このアイテムも作成に苦労したが、布で小さな袋を作って、その袋の中が広がることをイメージするとハガキ大の小さな袋に、その容積の数十倍の物品を補完することが、出来るようになった。

『空間操作スキルを獲得しました。』

マザーがアナウンスしてくれた。

「マザー、月が地平線より上に無い時に、マザーと通信する方法は無いか?」

昼間でも月が出ている時は、マザーと会話出来ていたが、原初の月が、地平線より下にある場合は、会話ができなかった。

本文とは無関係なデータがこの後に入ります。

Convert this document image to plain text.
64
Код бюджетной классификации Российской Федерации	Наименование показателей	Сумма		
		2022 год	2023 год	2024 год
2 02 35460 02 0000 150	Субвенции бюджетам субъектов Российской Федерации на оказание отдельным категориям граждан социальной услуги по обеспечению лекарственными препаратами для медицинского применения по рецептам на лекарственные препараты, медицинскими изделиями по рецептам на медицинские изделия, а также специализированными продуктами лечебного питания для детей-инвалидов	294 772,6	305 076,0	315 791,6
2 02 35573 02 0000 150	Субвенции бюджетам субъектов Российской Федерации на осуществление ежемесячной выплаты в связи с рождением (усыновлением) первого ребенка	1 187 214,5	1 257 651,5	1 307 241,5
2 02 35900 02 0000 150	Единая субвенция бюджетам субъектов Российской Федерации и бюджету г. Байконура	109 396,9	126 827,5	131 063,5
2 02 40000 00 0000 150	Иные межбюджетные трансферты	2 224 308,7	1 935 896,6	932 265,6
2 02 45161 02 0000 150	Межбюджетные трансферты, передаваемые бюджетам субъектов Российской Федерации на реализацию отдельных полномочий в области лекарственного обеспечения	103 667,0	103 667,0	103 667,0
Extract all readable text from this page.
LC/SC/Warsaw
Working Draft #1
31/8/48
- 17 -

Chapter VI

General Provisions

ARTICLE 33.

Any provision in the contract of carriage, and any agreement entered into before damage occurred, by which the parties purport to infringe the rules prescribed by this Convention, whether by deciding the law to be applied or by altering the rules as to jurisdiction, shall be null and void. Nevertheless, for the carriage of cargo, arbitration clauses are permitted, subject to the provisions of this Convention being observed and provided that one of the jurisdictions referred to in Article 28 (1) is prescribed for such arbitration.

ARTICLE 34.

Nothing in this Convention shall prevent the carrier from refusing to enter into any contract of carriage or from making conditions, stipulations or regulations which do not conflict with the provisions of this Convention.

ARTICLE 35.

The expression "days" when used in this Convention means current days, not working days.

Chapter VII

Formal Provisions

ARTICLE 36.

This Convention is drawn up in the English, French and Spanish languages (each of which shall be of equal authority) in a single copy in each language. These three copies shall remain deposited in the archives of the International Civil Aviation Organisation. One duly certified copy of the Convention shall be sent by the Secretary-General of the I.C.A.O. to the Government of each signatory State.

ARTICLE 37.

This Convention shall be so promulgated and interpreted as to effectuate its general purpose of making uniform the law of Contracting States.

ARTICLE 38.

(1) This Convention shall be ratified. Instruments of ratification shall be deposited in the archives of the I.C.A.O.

『遠話スキルがレベルアップすれば、私が地球の裏側にいても通信できるようになります。』

訓練あるのみか

その後、俺は日常生活の全ての行為をレベルアップにつなげるように工夫した。

就寝時に闇属性の「スリープ」を自分とピンターにかけて、熟睡し体力を回復させ、起床時には「眠気」を「状態回復」で吹き飛ばした。

労働中は常に「重力操作」で海水の入った桶の重さを軽減し、自分と仲間の日焼けや疲労を「ヒール」で回復させた。
夕食後は、闇属性の「パラライズ」で自分の体の一部を麻痺させ、「状態回復」で回復させる。
といった訓練を魔力が尽きるまでおこなった。

スキルを発動させるには、頭の中で、そのスキルをイメージするだけでよかったが、イメージをより鮮明にさせるには、身体動作を伴わせた方が効果的だった。

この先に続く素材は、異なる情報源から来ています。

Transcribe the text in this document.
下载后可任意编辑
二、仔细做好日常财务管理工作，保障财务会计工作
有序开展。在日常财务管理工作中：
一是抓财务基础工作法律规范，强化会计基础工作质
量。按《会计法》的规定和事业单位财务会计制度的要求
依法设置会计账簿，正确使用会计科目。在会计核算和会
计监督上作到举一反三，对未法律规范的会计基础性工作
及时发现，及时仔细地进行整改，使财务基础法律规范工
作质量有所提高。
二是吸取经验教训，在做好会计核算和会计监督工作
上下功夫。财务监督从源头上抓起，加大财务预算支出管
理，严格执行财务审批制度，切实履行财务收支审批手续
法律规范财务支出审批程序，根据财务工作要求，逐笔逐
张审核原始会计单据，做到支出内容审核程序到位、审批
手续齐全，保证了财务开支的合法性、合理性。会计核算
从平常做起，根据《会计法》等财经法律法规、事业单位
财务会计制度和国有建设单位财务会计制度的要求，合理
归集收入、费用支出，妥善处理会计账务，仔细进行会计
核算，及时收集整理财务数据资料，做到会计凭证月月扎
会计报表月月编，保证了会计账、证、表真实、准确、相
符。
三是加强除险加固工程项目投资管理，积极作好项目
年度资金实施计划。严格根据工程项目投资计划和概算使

例えば、敵に対して火属性のファイヤーボールをぶつけるには、自分の指を目的の方向に向指を拳銃の銃身に見立てれば、より効果と命中精度が上がるようだった。

治癒スキルを使用するのも、イメージだけで発動はできたが、患部に掌を翳すという身体行動が伴えば、より早くかつ効果的に使用することができた。

「パラライズ」や「ファイヤーボール」といった名称も、俺が勝手に名付けただけで、べつに「麻痺」でも「火の球」という名称でもよかった。

ようするに術者が効果をイメージしやすいように名称を付けただけだった。

こうして俺は、きたるべき日に備えてレベルアップを繰り返した。